Campen in den Sierras 

Samstags habe ich dann alles für unseren Wochenendtrip in die Sierras gepackt, inklusive Schlafsack, Essen und warmen Klamotten für die Nacht. Vollgepackt als würden wir für mindestens eine Woche verreisen haben wir uns nachmittags in Cordoba getroffen und sind vom Busterminal aus ca. 2 Stunden nach Cuesta Blanca gefahren.

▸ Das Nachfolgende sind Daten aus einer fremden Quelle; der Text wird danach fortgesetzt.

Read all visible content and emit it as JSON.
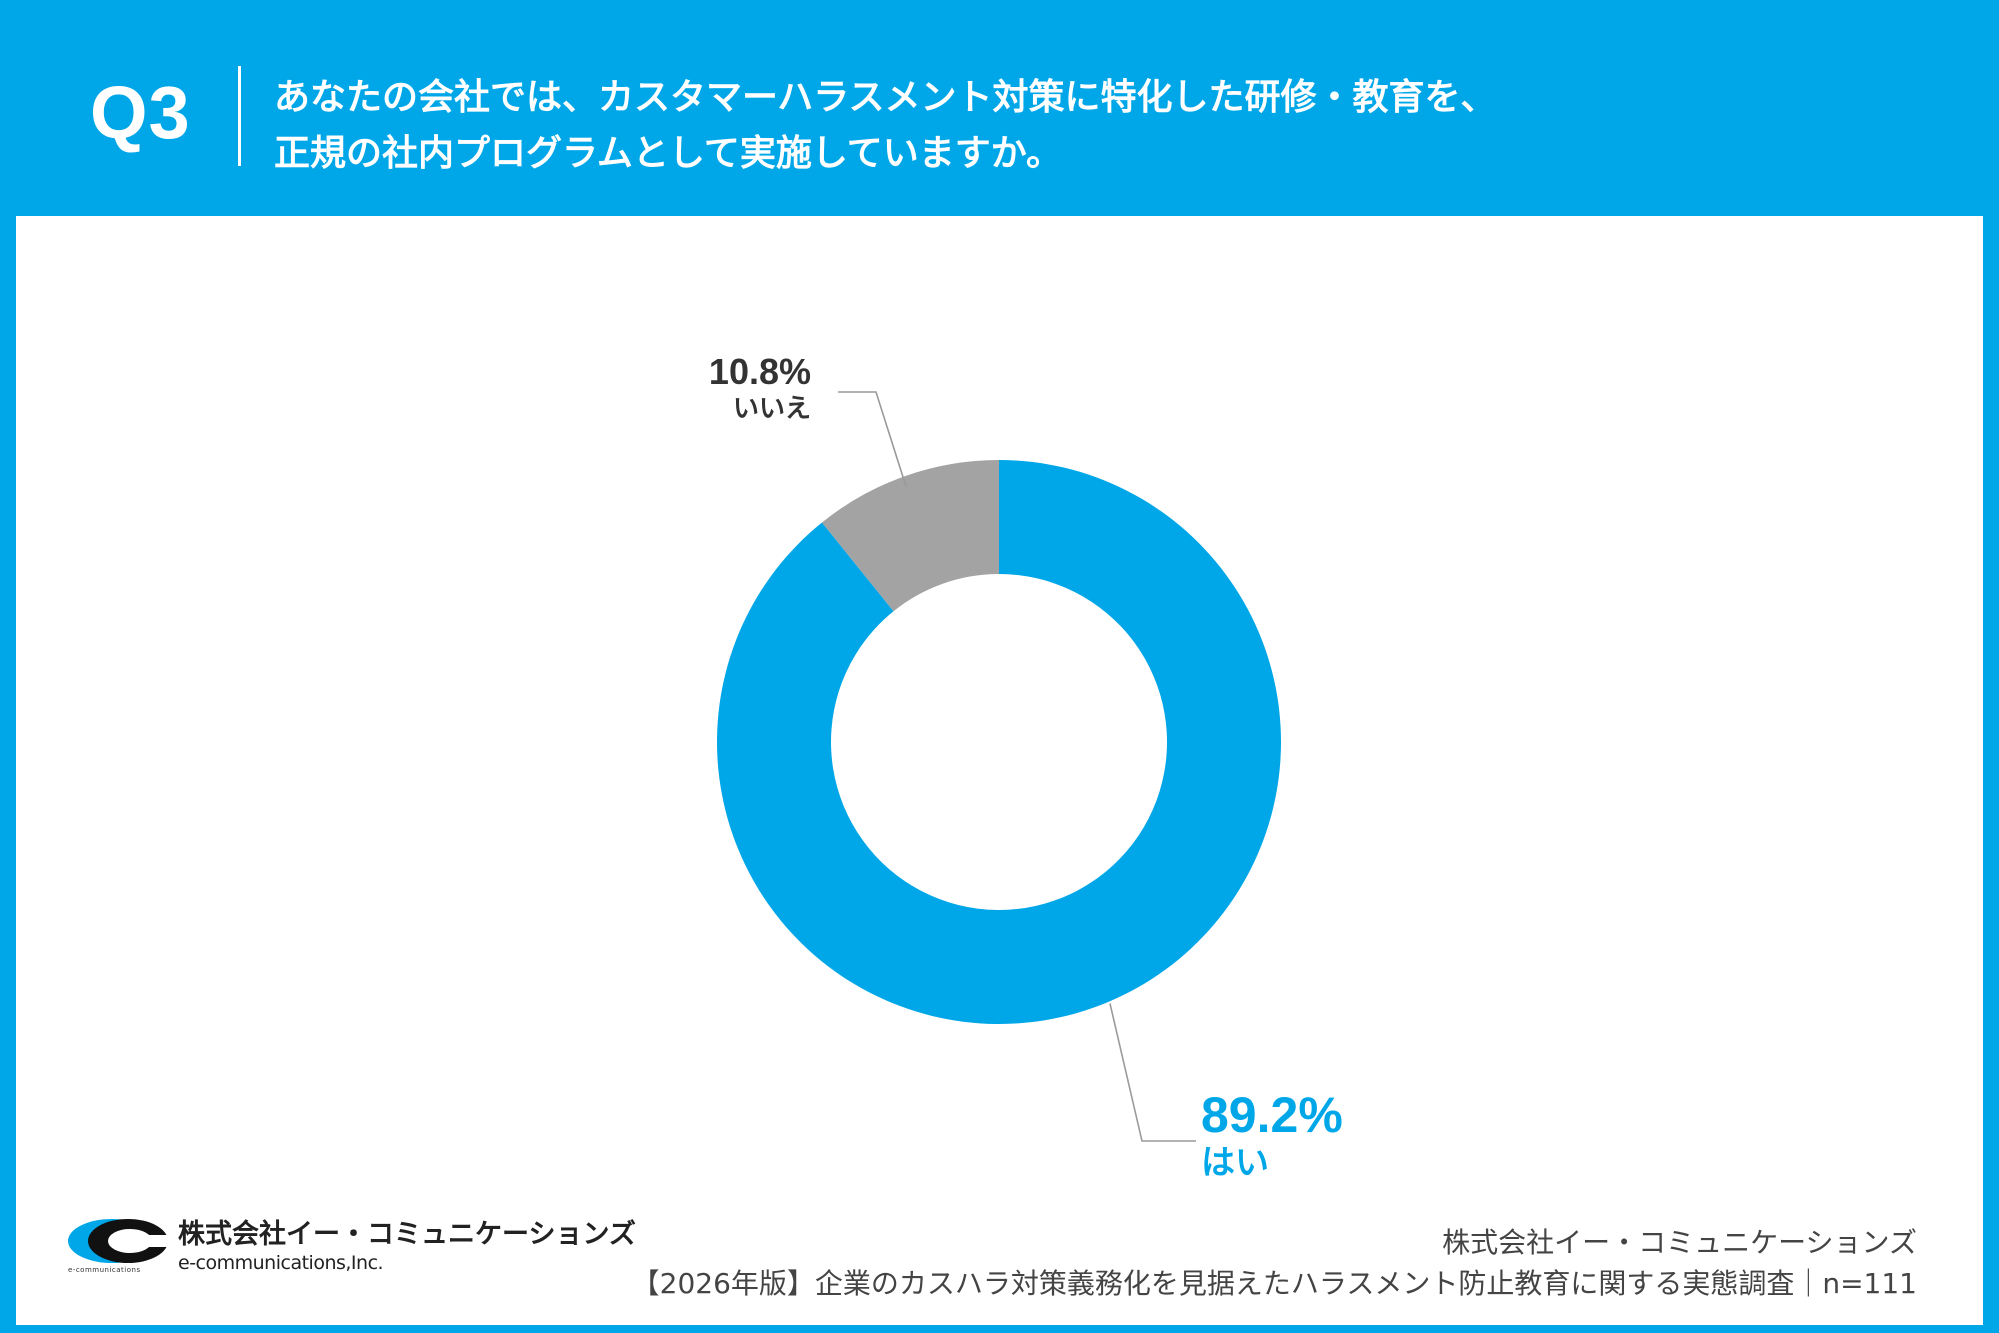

Von der Bushaltestelle ging es dann zu Fuß weiter. Auf unserem Weg ist dann ein Minibus an uns vorbeigefahren, der in die gleiche Richtung musste und hat uns netterweise ein Stück mitgenommen. Wir kamen dann im Stockdunklen an die Stelle an der die Wandertour erst richtig begonnen hat und ab der man nicht mehr so schwer beladen wandern sollte und vor allem nicht im Dunkeln, da man seine Hände zum Festhalten braucht. Aus diesem Grund gibt es die Möglichkeit, dass ein Einheimischer die Gepäckstücke mit dem Boot über den Fluss transportiert. Einer der Argentinier ist mit dem Gepäck im Boot mitgefahren und wir anderen sind den Weg über die Sierras zu Fuß gegangen.

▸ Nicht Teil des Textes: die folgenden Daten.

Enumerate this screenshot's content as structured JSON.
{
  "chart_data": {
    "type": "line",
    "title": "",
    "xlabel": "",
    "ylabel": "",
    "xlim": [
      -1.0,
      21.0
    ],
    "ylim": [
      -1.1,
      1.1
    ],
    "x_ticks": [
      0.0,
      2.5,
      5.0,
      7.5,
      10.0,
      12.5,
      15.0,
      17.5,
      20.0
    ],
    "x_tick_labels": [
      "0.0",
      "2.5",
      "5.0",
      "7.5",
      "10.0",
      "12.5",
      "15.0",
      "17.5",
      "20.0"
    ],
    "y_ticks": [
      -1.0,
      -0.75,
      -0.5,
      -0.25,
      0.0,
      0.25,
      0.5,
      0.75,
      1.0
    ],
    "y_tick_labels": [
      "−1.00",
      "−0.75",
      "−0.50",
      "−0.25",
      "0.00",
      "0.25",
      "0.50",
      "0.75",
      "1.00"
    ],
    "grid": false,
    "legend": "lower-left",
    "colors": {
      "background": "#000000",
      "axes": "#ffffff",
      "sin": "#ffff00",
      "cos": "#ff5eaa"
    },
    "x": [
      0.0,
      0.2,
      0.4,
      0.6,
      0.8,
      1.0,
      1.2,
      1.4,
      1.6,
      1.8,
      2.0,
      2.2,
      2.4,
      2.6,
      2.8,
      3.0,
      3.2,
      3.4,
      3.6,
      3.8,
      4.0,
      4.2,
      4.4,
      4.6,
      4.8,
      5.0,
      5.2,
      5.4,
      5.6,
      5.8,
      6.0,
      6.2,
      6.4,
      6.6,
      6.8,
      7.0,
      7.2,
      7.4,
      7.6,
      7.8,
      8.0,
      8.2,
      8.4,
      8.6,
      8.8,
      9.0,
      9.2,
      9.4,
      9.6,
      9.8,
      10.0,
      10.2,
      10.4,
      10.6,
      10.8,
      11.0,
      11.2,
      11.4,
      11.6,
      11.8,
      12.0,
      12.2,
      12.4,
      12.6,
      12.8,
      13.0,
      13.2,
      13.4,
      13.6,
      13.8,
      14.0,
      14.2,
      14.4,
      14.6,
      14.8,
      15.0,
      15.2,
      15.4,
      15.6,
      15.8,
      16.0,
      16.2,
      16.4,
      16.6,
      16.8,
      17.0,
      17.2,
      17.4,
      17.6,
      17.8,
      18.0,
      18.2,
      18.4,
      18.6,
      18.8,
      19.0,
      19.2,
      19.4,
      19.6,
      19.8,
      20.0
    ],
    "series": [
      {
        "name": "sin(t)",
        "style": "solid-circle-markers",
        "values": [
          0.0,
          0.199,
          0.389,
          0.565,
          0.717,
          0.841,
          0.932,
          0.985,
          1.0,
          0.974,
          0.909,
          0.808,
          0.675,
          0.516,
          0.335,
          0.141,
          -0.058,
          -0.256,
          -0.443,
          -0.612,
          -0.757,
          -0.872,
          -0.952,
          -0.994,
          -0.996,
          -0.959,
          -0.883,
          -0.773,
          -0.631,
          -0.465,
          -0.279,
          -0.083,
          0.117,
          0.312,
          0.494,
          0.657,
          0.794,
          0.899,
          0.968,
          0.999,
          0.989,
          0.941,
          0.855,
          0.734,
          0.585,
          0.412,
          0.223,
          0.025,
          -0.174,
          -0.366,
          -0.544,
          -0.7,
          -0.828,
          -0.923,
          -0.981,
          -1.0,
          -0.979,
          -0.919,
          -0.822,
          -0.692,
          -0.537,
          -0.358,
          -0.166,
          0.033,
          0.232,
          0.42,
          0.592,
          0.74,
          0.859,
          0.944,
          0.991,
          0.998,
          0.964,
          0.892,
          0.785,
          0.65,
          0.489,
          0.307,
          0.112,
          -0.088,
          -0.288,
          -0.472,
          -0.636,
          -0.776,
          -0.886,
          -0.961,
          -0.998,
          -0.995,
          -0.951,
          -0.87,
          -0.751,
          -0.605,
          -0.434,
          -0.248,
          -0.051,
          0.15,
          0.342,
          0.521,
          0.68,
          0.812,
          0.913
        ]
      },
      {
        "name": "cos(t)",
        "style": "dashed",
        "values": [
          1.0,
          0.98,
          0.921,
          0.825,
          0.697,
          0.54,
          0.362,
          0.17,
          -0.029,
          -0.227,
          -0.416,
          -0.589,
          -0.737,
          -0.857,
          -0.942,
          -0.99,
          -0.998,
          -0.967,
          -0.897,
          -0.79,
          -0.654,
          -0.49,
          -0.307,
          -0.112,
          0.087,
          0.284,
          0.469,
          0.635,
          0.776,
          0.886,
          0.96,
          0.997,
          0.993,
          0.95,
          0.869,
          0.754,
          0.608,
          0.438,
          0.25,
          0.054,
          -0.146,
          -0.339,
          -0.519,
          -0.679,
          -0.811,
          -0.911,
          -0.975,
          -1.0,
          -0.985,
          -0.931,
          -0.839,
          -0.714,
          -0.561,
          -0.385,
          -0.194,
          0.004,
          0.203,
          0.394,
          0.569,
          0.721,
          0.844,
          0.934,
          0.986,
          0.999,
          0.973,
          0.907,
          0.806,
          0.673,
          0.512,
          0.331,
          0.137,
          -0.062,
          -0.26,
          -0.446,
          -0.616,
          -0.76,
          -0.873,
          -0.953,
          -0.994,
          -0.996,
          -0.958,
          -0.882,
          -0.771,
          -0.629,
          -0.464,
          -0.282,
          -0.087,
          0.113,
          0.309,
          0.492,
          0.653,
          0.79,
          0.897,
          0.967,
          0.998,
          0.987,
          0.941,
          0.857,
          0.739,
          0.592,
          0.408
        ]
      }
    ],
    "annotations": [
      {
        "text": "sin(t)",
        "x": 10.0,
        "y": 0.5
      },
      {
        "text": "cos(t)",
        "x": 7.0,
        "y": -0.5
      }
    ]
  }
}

Es war keine optimale Strecke um sie im Dunklen zu laufen, aber es hat Spaß gemacht und war ein ziemliches Abenteuer. Wir kamen dann mitten im Nirgendwo am Playa de los Hippies an, wo es weder Strom noch eine Toilette (nicht mal ein Plumpsklo) gab, es aber aufgrund der Natur wunderschön idyllisch war. Zum Abendessen gab es dann Choripan.

Die Chorizos haben wir auf einem Rost über dem Lagerfeuer gegrillt. Wir saßen dann bis spät in der Nacht am Lagerfeuer am Strand, haben Gitarre gespielt, gesungen, geredet und die völlige Ruhe genossen.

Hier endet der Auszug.